After having returned to the savings bank the amount he had received for the pension, Pagès, who was considered by the prosecutor in the case that led to the first conviction of former directors of savings banks in the financial crisis, the brain of the strategy to achieve a “disproportionate capital gain at the expense of the cash,” he claimed the refund of the taxes he had paid for the pension and the corresponding default interest.
The Treasury did not hesitate to return the 3.16 million paid, but claimed that it only had to pay late payment interest for the part of the self-assessment (312,302 euros) and not for the rest. He defended that there had been no “errors in payment” because the taxpayer believed he had the right to collect the pension and only returned it to the cash register when a judgment considered that he had fraudulently subscribed the policy.

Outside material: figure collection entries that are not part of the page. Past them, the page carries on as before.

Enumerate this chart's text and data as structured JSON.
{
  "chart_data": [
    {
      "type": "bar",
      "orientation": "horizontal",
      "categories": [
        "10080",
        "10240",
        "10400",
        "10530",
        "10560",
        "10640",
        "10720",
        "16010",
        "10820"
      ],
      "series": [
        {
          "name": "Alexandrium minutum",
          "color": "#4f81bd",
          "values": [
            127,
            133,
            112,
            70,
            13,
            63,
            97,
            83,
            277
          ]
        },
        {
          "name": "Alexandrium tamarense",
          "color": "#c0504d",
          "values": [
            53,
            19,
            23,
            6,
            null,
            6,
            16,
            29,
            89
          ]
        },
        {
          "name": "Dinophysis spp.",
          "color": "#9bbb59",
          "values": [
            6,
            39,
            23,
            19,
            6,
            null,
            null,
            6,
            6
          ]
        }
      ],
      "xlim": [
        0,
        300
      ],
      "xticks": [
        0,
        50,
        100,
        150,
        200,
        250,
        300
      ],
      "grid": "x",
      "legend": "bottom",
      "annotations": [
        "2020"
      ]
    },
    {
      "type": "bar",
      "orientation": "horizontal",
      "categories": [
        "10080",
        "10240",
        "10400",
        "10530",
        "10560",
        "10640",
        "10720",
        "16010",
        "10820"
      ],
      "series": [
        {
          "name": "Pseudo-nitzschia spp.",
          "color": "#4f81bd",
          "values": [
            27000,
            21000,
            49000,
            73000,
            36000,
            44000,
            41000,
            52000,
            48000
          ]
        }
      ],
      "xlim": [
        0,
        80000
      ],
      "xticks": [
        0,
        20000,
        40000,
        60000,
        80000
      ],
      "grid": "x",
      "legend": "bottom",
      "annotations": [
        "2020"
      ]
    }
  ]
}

The Hearing, however, agrees with Pagès: “All amounts paid into the Treasury constitute undue income, regardless, as we say, whether it comes from the liquidation of the personal income tax return or whether it derives from withholdings. made, because when the self-declaration was made including some income that later turned out to be inappropriate, resulting in a fee to be paid after deducting the withholdings made, the undue income for the two concepts has already materialized, while the “withholdings on account” are up to the moment in which said self-assessment is made, and as has been explained, they are likely to have the status of ‘undue’, as well as the rest of the amount paid together with the settlement ”. “The distinctions made by the Administration cannot be understood when it happens that the cause that motivates the return is the same in both cases.”
The judges, therefore, rule that all amounts paid by Pagès should be considered as “undue income” and not only the 312,302 euros settled in the personal income tax return, but also the amounts previously withheld on account and therefore obliges the Treasury to pay default interest also of the other 2.86 million.